SENTENCE DU TRIBUNAL DE BOLOGNE EN FAVEUR DU MAIRE DE PALERME CONTRE SALVINI.

Leoluca Orlando : "Le subversif n'était pas moi mais le ministre de l'Intérieur"

Comme suite à la parution de Palerme ville ouverte de Jean Duflot et du Forum Civique Européen décrivant comment cette cité accueil migrants et réfugiés, je pense intéressant de publier l'interview du Maire de Palerme paru dans IL Dublio le 4 mai ou il évoque comment le tribunal de Bologne lui à donné raison contre Salvini.

Leoluca Orlando : "Le subversif n'était pas moi mais le ministre de l'Intérieur"

Article parut dans le Il Dubbio 4 mai 2019

"Salvini montre ses muscles avec des mots, mais se cache derrière l'immunité parlementaire. L'arrêt de Bologne montre que le ministre était subversif et certainement pas moi.

Pour le maire de Palerme, Leoluca Orlando, la sentence qui a donné hier raison à deux demandeurs d'asile qui s'étaient vu refuser l'enregistrement par la ville sur la base du décret Salvini certifie "que j'ai respecté la loi", explique le premier citoyen à Il Dubbio, et que "la seule honte dans tout cela est celle de ceux qui nourrissent chaque jour violence, racisme et xénophobie.
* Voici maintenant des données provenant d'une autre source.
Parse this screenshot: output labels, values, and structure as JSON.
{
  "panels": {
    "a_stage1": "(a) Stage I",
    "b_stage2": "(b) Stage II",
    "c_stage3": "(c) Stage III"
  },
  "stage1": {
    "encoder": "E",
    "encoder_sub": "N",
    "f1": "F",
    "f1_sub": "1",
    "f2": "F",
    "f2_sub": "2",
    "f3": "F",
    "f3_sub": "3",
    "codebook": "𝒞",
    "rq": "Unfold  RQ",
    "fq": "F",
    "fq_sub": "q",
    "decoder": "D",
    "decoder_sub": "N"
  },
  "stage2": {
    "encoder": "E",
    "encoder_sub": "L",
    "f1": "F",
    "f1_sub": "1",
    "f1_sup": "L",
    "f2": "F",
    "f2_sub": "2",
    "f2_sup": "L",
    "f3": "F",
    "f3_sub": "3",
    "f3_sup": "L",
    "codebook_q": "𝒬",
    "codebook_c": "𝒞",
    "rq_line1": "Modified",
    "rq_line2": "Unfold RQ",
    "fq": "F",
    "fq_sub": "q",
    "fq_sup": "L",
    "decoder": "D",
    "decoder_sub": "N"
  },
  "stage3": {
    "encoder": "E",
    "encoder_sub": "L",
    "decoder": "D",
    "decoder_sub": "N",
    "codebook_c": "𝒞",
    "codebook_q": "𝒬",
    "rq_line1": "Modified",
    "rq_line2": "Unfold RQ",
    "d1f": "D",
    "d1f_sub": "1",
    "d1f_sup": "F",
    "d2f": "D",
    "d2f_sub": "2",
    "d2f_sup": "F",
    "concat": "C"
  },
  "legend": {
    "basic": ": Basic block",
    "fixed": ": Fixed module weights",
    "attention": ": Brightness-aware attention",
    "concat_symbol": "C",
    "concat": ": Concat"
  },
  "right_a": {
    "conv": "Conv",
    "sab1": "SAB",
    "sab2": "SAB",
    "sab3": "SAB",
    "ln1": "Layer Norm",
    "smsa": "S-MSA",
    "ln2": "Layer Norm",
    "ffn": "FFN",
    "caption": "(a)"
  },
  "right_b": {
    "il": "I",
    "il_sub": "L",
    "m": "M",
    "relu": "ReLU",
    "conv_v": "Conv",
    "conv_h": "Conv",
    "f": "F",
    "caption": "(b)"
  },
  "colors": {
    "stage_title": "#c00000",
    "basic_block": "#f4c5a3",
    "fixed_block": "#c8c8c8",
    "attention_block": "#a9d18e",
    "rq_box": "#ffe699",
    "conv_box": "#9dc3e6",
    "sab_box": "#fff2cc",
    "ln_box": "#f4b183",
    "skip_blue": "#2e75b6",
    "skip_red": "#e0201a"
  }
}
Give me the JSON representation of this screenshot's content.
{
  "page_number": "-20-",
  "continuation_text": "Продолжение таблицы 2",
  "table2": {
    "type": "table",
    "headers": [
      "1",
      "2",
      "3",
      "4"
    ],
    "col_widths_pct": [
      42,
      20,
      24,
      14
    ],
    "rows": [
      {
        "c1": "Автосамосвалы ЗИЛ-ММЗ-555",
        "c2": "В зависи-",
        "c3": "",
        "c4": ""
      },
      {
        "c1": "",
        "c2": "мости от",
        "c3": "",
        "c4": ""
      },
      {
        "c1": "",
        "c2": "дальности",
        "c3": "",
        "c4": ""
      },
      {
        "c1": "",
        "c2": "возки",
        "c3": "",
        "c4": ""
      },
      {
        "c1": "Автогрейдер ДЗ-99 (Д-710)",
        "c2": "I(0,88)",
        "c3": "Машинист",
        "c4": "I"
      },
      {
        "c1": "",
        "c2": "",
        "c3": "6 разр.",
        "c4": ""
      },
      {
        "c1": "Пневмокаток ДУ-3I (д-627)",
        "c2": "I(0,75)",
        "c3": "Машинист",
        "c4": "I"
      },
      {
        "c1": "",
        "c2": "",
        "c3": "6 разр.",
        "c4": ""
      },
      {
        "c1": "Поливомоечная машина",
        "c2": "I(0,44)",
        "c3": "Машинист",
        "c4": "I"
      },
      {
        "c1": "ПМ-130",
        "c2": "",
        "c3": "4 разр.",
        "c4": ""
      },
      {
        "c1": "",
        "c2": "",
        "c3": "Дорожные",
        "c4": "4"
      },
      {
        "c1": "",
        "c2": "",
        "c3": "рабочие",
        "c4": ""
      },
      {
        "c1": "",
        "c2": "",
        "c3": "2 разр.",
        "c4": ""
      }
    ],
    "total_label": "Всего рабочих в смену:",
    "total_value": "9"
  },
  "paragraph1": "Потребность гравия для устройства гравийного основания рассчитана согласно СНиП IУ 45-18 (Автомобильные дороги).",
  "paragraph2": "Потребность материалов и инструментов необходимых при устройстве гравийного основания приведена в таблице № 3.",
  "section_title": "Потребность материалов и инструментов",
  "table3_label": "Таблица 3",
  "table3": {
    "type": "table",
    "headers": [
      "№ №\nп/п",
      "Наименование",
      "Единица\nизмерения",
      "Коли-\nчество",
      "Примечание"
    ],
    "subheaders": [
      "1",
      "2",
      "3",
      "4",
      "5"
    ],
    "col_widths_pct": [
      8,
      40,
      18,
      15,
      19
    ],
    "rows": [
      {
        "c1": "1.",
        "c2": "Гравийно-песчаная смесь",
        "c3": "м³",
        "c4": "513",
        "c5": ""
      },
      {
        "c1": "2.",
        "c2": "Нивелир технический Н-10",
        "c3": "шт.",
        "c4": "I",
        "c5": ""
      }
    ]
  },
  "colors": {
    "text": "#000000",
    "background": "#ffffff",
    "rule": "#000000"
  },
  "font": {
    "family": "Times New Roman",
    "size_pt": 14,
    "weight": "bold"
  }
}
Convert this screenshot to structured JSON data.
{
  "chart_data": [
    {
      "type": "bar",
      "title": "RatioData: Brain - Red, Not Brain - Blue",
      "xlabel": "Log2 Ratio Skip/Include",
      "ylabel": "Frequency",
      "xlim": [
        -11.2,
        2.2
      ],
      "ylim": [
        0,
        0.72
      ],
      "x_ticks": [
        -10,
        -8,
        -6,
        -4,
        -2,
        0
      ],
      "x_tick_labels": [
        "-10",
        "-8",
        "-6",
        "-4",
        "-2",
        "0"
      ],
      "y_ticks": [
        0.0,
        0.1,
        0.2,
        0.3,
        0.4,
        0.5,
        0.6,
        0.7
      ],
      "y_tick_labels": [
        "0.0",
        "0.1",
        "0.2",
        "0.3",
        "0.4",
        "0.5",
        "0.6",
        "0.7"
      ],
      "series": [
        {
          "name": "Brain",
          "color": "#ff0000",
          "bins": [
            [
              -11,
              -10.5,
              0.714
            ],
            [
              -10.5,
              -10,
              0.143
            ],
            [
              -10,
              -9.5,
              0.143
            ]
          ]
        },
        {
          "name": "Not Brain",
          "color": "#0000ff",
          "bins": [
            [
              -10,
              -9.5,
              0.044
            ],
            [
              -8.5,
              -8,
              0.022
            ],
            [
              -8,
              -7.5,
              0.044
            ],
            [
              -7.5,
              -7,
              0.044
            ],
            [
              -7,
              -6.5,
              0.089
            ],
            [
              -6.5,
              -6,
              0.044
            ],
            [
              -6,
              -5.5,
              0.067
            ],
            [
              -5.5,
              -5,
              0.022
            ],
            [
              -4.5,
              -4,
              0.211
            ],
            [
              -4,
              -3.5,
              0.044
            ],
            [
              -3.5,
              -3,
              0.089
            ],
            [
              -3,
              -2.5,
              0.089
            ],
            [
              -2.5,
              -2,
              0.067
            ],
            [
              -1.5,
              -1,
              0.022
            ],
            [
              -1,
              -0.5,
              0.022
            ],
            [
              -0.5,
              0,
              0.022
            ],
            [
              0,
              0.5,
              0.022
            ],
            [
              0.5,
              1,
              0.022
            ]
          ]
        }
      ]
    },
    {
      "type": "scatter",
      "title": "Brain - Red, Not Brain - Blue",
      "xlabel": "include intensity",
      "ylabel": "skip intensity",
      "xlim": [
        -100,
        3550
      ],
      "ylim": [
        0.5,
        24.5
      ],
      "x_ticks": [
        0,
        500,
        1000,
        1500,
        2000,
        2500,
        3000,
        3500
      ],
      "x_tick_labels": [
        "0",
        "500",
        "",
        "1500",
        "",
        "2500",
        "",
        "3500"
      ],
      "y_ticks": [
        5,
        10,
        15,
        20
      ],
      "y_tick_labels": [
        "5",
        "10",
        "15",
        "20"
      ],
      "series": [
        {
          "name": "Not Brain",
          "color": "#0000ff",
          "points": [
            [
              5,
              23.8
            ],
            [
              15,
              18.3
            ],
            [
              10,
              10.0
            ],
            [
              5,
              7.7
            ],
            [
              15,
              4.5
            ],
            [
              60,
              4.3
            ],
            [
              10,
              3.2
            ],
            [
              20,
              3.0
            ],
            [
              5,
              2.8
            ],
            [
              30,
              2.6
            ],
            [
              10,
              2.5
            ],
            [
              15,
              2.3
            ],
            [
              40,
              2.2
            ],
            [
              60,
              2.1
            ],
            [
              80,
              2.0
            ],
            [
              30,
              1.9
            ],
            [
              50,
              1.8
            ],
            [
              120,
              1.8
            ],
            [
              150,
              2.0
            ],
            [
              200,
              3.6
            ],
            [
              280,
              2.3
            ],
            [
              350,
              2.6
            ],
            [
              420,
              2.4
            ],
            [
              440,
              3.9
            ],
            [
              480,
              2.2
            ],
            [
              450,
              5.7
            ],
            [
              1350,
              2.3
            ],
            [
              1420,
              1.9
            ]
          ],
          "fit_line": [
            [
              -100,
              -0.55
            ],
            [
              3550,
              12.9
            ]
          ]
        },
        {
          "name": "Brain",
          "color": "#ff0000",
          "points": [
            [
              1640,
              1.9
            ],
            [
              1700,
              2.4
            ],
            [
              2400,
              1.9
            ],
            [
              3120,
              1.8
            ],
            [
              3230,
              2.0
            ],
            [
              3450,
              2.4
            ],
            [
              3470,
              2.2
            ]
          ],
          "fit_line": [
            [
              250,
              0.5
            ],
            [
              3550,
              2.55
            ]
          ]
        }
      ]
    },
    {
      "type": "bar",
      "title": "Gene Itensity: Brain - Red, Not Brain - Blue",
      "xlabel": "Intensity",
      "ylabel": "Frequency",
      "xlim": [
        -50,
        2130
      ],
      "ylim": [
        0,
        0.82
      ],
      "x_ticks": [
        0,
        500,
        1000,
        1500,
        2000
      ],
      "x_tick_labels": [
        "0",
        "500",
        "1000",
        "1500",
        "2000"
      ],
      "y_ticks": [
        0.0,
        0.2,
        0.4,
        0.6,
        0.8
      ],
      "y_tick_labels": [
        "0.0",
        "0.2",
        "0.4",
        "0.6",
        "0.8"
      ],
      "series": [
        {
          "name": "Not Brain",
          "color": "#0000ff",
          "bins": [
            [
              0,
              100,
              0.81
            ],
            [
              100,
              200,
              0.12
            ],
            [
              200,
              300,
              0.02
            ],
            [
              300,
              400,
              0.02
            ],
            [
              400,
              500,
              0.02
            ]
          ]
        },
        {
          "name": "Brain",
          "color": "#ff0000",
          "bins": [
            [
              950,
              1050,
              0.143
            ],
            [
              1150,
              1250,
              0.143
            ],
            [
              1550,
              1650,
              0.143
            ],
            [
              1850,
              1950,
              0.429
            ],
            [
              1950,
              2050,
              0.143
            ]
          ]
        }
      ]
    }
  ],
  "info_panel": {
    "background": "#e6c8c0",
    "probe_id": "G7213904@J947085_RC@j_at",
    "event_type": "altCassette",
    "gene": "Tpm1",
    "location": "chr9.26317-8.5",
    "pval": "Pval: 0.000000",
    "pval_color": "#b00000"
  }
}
M. le Maire, peut-on dire que le tribunal de Bologne vous a donné raison ?


Nous pouvons dire que la mission est accomplie. Je ne cherchais pas une tribune, je cherchais un tribunal et il est finalement arrivé. Évidemment, le ministre Salvini, le 2 janvier dernier, a menacé d'envoyer l'armée à Palerme. Eh bien, je pense que je n'ai pas fait un acte de désobéissance, mais d'obéissance constitutionnelle.


Combien d'inscriptions avez-vous déjà autorisées ?


Environ 200 après l'annonce de janvier, 50 autres le 30 avril dernier, d'autres ont été instruits et doivent être signés. Bien entendu, des vérifications seront alors effectuées, comme pour toutes les autres inscriptions, que le demandeur soit étranger ou italien. L'important, c'est qu'en fait, le demandeur réside dans la ville.


Quels sont les avantages au-delà de la controverse politique ?


Nous les avons empêchés de devenir des sujets illégaux et légaux. J'ai du mal à utiliser le mot "migrants", je voudrais l'abolir, alors que quelqu'un d'autre voudrait l'abolir. Donc, quand on me demande combien il y a d'immigrés à Palerme, je ne réponds à personne : ceux qui vivent à Palerme sont Palerme. Je ne fais aucune différence entre qui est né ici et qui y vit.

Et comment la ville a-t-elle réagi ?


Il y a eu un changement culturel. De capitale de la mafia, elle est devenue une ville de droits. "J'ai un rêve, dit Martin Luther King, nul homme n'est une île, dit John Donne. Nous disons : "Je suis une personne et nous sommes une communauté. L'alternative serait "je suis un individu", avec tout l'égoïsme connecté, et "nous sommes un groupe", avec toute la logique suffocante de l'appartenance.

On vous avait appelé "maire désobéissant"....


J'ai respecté la loi, évidemment telle qu'établie par la Constitution, parce que je ne lui ai pas donné l'interprétation criminelle donnée par le ministre Salvini - qui menaçait ainsi d'expulser 100 000 personnes supplémentaires - mais une interprétation correcte. Et en fait, cette phrase affirme que même dans l'interprétation des lois, le juge doit respecter les droits et principes constitutionnels.
Salvini dit que c'est une sentence honteuse. Que lui répondez-vous ?
Un ministre qui échappe au jugement des magistrats, bien sûr, a intérêt à dire que la justice est honteuse, parce qu'elle est probablement tendue et inconfortable. La loi est la même pour tous et surtout, heureusement, en Italie, nous avons toujours une Constitution et un système judiciaire, mais aussi un système administratif, de magistrats et de maires qui respectent la Constitution.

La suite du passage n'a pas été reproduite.